Долговязому Волику, который возился под капотом "Запорожца", я сказала:
— Ну что, рационализатор, прокатишь к Новому Году на "Мерседесе"?
А у брата его, Павлуши, спросила, понизив голос:
— Спрашивал про меня кто-нибудь?
— Льяна заходила. Говорила, у тебя должок.
А Волик ответил:
— Не было печали, купила баба порося. Позавчера загорелся мотор, но я спас эту развалюху. Думал с утра съездить за товаром на Красный мост, да только стронулся, смотрю, тормоза отказали.
— Передай Льяне, что заскочу на неделе. Воль, хочешь я тебе колесо от троллейбуса подарю? Пригодится на что-нибудь, а? У вас сигареты есть? Я не потому спрашиваю, что у меня нету, я угостить хотела. Жаль, мать близко. Не смогу пачку из заначки достать. Ну, до свиданья, мальчики!
Дружно, степенно кивают Вере Николаевне. Она улыбается по-соседски радушно, наивно. У меня же крутится в голове потрепанная мыслишка: "Услышала про сигареты или нет? Только бы не устроила шмон в сумке, не вынудила орать на нее в праздник".
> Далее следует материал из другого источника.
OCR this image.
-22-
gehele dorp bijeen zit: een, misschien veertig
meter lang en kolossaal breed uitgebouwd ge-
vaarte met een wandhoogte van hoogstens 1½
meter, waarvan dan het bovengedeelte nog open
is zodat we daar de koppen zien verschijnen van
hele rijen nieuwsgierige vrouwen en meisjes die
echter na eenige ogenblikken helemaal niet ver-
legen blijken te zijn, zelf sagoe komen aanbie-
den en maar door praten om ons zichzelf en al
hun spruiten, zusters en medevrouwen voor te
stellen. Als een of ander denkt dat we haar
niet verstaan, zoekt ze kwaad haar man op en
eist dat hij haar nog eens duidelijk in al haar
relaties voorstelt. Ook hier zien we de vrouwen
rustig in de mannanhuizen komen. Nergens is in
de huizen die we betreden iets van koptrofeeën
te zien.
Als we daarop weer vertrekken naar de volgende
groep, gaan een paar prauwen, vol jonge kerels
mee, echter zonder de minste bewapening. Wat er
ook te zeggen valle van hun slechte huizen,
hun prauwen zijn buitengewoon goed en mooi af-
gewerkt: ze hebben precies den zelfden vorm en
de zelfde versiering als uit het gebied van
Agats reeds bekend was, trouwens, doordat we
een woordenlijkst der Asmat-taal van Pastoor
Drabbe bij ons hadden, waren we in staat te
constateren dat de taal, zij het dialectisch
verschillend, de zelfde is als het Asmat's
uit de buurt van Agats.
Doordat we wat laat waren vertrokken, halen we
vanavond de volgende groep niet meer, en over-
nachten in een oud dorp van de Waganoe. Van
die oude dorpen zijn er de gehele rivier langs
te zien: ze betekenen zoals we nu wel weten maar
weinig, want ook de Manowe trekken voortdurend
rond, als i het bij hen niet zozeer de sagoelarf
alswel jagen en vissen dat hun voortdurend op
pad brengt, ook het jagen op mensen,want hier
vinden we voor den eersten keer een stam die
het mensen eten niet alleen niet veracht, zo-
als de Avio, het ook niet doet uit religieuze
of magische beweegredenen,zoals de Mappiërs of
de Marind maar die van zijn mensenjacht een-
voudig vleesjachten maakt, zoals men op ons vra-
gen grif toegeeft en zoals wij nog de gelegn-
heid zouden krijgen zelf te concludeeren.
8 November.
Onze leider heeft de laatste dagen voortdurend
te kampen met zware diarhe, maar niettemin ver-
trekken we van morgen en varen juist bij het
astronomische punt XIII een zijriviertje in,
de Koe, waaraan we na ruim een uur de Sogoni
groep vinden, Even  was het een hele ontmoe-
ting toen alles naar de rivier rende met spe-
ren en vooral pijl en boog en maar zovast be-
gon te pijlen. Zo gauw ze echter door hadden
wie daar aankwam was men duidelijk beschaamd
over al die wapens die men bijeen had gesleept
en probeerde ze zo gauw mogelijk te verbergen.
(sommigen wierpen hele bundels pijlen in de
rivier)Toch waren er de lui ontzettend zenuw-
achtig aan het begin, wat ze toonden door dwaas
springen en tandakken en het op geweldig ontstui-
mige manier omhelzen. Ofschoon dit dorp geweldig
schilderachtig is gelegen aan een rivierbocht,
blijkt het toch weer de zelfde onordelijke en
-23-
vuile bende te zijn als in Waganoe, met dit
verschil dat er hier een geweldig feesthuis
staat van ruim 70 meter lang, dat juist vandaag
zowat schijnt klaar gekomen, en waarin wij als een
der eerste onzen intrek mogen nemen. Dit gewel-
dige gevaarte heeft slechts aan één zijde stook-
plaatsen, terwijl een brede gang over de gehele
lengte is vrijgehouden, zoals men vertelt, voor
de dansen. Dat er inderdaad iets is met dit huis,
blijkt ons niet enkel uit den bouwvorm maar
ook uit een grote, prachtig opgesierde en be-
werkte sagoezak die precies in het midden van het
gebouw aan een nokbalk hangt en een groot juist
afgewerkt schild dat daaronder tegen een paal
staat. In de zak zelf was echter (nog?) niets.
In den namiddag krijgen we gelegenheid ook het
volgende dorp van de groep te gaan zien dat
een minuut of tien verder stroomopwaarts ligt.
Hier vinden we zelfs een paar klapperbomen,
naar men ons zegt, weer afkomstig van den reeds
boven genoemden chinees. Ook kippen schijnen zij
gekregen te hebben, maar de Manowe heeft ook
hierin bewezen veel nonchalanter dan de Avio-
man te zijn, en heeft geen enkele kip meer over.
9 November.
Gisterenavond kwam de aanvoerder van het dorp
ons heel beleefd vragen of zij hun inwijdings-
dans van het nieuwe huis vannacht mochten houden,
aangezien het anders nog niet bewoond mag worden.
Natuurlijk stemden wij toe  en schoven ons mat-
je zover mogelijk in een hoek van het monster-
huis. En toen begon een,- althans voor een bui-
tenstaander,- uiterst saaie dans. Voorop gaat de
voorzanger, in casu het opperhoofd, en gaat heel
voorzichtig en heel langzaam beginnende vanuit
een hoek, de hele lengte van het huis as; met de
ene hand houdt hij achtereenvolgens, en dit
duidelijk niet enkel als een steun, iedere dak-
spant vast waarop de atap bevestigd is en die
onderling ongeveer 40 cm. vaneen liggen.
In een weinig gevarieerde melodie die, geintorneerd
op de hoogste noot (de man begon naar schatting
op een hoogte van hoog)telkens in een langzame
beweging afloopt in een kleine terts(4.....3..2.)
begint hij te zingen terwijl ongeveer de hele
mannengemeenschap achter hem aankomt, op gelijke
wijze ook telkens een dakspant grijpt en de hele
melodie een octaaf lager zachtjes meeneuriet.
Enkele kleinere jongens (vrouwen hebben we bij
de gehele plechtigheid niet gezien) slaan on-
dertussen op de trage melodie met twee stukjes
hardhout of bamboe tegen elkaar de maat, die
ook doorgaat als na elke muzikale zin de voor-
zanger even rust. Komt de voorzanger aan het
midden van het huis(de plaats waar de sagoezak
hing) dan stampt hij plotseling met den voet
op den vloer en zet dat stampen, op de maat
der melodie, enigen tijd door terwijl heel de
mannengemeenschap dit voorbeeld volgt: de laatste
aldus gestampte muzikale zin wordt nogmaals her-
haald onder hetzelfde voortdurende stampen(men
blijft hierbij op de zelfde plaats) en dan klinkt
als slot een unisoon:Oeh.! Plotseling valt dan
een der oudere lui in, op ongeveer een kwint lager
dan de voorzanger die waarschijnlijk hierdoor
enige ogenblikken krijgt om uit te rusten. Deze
Вроде бы ничего. Тихо пока. Идем друг за дружкой. Я думаю про то, как опрятно вымазан Волик машинным маслом. Наверное, трубочисты тоже по-своему красивы. И шахтеры. Между прочим, чертеняка этот тоже противным не был, я уж в этом толк знаю, мне грязь любая отвратительна. Например, когда Вера Николаевна наливается краской, вспоминаются молочные поросята на базарных прилавках. Противно становится. И отчего ведь такая ассоциация прет-едет, понять не могу.
Не то я что-то говорю. Цепляясь друг за дружку, мысли словно завлекают меня на полянку в замшелом лесу и там, оторвавшись, бросают. Я дышу ароматом цветов и трав той полянки сколько могу, а после начинаю замерзать и пугаться.
— Такими большими шагами не ходят, — вплетается в меня как плющ скорбный материн голос. Плющ этот и извлекает потихоньку душу с той полянки на волю, будь она неладна. — И руками не размахивают, ведь ты не мальчик.
— Но вы-то с отцом ожидали мальчика, — все-таки огрызаюсь я. Знаю ведь эту манеру наводить критику после того, как со мной любезно переговорило лицо мужского пола, даже если оно — пацаненок сопливый.
— Привычка ходить в брюках лишила тебя женственности. Папа купил на день рождения в супермаркете модную юбку, а ты ее даже в церковь ни разу не одела. Нашла перед кем норов показывать. Да отец с тобой за руку полстраны объездил, пирожные с мороженым в рот клал.
— Все, что он мне в рот клал, через час с кровью из носа вытаскивал.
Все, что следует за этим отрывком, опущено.